Jakarta - Pelatih Timnas Indonesia Shin Tae-yong beberapa kali mengkritik pedas kepada anak asuhnya. Satu di antara yang dikeluhkan juru taktik asal Korea Selatan tersebut adalah buruknya fisik pemain Tim Garuda.

Shin resmi ditunjuk sebagai pelatih Timnas Indonesia pada 28 Desember 2019. Mantan arsitek Timnas Korea Selatan di Piala Dunia 2018 itu akan menangani Tim Garuda hingga empat tahun ke depan.

Pada masa awal tugasnya, Shin Tae-yong terlihat tidak puas dengan kondisi kebugaran para pemain Indonesia, yang menurutnya di bawah standar.
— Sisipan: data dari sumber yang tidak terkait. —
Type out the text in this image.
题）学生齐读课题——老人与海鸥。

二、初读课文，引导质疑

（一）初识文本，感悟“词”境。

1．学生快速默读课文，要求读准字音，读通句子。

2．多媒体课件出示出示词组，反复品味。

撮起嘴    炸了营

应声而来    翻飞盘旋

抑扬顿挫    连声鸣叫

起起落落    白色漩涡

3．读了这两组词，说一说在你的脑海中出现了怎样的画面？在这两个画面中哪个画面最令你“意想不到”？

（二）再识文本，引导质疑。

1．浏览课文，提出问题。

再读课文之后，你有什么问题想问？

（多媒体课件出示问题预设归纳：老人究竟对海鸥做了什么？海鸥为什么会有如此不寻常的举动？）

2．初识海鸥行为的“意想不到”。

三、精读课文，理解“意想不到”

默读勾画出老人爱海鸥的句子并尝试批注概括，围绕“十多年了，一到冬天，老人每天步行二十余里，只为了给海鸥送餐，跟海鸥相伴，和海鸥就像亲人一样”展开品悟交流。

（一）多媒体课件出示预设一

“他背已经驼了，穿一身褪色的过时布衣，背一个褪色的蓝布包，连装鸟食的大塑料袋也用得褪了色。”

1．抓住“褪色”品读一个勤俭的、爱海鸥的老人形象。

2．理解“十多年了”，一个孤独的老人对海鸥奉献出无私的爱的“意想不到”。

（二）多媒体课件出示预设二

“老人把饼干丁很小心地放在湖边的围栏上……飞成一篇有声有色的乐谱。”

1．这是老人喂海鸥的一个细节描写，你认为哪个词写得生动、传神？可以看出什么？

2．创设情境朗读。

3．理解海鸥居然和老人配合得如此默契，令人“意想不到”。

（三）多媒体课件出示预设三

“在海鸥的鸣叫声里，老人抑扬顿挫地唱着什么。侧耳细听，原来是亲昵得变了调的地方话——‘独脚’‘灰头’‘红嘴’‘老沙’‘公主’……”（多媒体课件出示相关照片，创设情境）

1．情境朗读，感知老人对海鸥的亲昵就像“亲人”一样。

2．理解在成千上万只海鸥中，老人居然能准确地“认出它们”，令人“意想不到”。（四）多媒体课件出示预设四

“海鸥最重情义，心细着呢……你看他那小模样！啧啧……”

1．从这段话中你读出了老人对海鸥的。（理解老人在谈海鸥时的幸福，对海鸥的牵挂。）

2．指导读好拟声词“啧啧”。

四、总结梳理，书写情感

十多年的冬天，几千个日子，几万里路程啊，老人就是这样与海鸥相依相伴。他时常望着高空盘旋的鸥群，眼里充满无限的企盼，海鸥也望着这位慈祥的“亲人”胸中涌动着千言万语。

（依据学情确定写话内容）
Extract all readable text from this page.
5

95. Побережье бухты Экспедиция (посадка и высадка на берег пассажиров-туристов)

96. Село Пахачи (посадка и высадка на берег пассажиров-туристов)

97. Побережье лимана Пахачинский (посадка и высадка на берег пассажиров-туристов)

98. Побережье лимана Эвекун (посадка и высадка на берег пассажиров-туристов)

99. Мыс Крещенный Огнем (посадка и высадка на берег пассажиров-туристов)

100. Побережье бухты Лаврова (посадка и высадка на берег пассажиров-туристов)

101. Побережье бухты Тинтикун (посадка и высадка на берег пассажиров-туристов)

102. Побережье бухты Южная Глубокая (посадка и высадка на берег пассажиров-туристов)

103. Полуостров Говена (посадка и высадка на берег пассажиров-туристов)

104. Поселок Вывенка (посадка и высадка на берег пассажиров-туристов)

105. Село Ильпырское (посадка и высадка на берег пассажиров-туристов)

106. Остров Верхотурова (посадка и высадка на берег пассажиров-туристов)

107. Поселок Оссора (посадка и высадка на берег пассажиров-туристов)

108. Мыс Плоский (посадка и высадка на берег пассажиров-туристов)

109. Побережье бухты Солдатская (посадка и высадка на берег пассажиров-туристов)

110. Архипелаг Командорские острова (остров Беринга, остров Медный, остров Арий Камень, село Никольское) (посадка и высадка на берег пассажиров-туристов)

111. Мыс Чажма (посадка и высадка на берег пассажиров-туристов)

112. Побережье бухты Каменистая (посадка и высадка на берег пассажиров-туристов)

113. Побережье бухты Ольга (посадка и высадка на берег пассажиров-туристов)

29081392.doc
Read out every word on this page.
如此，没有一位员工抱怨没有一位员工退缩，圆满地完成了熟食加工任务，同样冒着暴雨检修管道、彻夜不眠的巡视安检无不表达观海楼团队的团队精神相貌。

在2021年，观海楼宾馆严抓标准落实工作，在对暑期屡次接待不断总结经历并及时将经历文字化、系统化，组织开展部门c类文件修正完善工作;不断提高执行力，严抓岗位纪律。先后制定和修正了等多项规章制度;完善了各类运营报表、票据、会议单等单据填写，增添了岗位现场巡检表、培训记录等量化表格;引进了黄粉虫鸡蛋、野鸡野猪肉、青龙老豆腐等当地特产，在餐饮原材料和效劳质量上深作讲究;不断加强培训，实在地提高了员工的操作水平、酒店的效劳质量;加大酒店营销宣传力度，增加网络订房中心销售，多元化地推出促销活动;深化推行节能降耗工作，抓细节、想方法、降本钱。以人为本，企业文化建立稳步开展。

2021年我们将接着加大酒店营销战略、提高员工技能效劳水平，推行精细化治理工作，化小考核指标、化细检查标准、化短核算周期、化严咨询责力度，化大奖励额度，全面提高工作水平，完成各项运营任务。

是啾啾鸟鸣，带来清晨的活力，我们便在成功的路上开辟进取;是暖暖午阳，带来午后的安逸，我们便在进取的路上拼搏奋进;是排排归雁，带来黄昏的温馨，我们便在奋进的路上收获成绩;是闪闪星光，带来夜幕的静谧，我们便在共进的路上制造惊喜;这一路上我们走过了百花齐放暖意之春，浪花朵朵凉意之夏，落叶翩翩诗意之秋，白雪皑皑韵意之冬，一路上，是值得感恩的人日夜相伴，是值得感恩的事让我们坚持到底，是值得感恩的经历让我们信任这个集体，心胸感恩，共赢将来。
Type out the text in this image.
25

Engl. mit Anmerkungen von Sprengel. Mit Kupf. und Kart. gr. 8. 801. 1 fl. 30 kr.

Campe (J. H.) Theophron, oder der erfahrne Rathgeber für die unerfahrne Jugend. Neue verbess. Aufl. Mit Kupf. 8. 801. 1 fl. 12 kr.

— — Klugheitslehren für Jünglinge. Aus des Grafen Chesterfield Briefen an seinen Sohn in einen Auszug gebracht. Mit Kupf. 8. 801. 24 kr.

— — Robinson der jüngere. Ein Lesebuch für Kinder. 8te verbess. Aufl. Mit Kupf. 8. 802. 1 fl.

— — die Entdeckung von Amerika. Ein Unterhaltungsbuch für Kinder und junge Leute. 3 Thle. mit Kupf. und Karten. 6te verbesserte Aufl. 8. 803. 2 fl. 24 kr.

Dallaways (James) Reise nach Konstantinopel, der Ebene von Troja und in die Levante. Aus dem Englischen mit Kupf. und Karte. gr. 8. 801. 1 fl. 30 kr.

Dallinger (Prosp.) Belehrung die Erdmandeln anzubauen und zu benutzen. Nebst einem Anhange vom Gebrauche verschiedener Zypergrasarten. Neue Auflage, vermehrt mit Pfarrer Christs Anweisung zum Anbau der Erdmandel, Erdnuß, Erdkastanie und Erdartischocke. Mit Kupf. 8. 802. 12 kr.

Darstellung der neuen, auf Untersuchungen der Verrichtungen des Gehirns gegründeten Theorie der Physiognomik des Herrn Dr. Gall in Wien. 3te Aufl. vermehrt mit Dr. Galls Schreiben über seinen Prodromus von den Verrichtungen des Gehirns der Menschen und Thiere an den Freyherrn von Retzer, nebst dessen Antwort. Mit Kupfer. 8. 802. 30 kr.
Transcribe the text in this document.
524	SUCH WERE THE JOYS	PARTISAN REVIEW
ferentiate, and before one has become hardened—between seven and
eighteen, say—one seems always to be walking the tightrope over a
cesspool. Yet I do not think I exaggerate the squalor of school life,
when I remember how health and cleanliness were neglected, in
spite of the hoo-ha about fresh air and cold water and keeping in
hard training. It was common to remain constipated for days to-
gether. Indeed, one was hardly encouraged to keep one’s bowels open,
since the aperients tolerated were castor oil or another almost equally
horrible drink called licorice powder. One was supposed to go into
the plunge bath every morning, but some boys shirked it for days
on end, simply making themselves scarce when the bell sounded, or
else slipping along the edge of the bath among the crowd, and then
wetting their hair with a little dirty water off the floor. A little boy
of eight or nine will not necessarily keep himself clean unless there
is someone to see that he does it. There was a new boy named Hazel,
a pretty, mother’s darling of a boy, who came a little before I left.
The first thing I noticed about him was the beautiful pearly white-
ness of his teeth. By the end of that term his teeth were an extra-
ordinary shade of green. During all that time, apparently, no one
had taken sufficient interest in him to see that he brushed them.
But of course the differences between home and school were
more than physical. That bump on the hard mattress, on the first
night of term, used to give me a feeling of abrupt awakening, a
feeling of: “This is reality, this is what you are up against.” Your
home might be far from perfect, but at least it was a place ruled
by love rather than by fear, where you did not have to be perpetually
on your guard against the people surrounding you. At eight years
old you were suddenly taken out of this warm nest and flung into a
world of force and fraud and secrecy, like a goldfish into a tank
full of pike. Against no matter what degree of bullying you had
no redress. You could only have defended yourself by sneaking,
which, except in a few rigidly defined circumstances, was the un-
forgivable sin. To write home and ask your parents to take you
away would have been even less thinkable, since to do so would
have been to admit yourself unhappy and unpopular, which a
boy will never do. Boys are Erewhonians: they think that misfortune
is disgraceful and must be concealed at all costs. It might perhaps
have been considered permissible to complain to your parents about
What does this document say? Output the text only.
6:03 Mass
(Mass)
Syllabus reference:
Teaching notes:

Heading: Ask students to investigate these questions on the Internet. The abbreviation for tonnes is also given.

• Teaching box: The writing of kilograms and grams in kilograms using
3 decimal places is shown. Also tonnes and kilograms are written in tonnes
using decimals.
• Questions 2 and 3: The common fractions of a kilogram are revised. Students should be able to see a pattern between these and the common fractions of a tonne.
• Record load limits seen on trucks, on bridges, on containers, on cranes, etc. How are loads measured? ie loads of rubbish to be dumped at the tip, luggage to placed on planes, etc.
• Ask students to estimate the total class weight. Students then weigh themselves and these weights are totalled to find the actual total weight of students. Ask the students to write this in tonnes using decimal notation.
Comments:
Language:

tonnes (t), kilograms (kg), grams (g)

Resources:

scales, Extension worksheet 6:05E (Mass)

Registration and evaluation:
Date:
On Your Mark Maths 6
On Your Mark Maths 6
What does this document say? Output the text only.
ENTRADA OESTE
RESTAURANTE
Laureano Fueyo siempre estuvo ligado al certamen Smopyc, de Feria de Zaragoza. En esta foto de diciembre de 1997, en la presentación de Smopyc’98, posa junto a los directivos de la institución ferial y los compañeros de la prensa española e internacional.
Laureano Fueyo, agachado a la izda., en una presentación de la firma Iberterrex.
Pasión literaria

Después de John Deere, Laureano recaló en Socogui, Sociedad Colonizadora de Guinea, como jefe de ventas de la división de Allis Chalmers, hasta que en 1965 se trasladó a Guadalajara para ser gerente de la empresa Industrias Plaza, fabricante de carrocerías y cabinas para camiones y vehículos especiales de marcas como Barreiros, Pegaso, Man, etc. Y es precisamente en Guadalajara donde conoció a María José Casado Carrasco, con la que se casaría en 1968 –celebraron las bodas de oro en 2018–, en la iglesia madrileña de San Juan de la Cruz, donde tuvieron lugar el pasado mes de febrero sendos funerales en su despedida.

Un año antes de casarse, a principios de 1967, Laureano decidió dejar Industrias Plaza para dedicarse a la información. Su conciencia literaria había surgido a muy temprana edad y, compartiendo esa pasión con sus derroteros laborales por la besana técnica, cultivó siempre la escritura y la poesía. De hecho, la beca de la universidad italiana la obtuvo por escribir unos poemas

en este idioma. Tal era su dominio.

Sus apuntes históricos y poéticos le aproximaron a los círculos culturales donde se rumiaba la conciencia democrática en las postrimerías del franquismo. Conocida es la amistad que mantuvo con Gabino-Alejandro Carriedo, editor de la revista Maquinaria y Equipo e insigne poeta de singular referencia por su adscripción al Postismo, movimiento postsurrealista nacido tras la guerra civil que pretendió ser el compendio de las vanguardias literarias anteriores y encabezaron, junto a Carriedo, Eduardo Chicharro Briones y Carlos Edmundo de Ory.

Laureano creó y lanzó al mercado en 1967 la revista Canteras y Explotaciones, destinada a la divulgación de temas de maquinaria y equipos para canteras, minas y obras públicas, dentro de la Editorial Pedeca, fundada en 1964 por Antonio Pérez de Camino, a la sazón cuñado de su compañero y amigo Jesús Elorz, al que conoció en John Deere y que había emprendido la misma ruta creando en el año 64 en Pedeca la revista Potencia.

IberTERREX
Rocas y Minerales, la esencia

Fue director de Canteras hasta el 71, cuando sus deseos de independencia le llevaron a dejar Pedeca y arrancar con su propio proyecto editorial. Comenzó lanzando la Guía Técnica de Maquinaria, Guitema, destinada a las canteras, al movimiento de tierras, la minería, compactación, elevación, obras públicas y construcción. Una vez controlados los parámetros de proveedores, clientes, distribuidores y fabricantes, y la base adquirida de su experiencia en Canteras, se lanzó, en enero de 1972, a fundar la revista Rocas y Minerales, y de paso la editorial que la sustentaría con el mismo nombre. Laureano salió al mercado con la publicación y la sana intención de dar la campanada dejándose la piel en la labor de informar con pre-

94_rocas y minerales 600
Ini yang menurut analisisnya membuat performa Tim Garuda memempem di pentas internasional.

"Kalau kekuatan fisik bagus, mental seorang pemain akan ikut kuat, itu yang akan saya benahi jika ingin sepak bola Indonesia bersaing di level asia dan dunia," kata pelatih berusia 49 tahun tersebut.

Dalam wawancaranya bersama PSSI, Shin Tae-yong memberi pesan kepada pemain yang ingin membela Timnas Indonesia. Ia meminta agar pemain mau berkorban apapun.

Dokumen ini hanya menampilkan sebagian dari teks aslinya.